Once this is set up, the commodity server should be available to each one of the DCAs as a gpfdist server. We can then use a combination of readable and writable external tables to transfer data between tables of databases in different DCAs through Greenplum’s fast data load/unload utility.

Use Case:

We have a table T1 on Database prod1 on DCA1. We need to transfer some / all of this data to database prod2 on DCA2. The following would be the steps.

1. Locate a directory on the commodity server which is hosted on a drive with sufficient capacity to hold the data. Let us say /data/transfer is our directory.

2. Start two gpfdist instances on the commodity server like below.

gpfdist –d /data/transfer –l /data/transfer/gpfdist_writer.log –p 8050 &

gpfdist –d /data/transfer –l /data/transfer/gpfdist_reader.log –p 8051 &

3. Create a writable external table on database prod1 on DCA1 like below.

create writable external table ext_t1 (like t1)

location (‘gpfdist://etl1:8050/t1.dat’)

format ‘text’;

4. Create a readable external table on database prod2 on DCA2 like below:

create external table ext_t1 (like t1) -- or supply the actual definition

location (‘gpfdist://etl1:8051/t1.dat’)

format ‘text’;

5. Dump the data from DCA1. Form prod1 on DCA1, run:

insert into ext_t1 select * from t1; -- optional where clause

6. Read the data in DCA2

insert into [SOME TABLE] select * from ext_t1; -- optional where clause

7. Drop the data file on the commodity server.

Note: It is possible to wrap all of the aforesaid steps into a single program (java/python) etc. and even possible to expose them as stored procedures on either database.

Reflections:

It is possible to use a Data Domain server in the middle as opposed to a commodity Linux server.
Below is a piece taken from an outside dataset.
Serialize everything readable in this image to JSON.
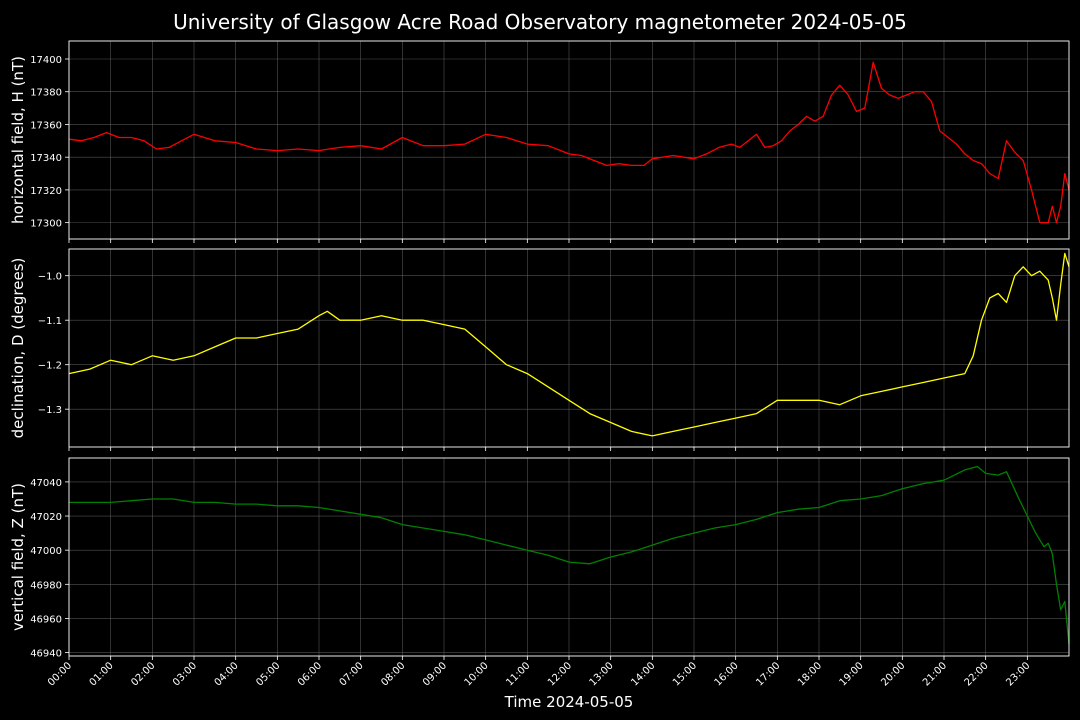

The following considerations apply:

1. The DD server is likely to have more available space to transfer entire databases.

2. The DD server only works with backups / restores, so it would offer much less programmatic flexibility than external tables would need DBA involvement as backup / restores are typically a DBA’s privilege would cause extensive locks on the tables during backup which will impede other operations against the table being copied.

3. Cost consideration?

4. Multiple commodity servers (each with one or more 10GB NICs) can be used. Not sure if multiple data domains would work.

5. The commodity servers, thus connected in a shared manner, will form a common platform for ETL and other processes that can serve multiple DCA’s simultaneously. For example one server with one Informatica license would be able to load data to multiple DCAs.

Pros:

Multiple commodity servers can be used. The commodity servers, thus connected in a shared manner, will form a common platform for ETL and other processes that can serve multiple DCA’s simultaneously (e.g. one server with one Informatica license would be able to load data to multiple DCAs). Each DCA controls the traffic within its own environment. The sharing is only for loading/unloading.

Cons:

Assumes the DCAs are in the same data center and near each other.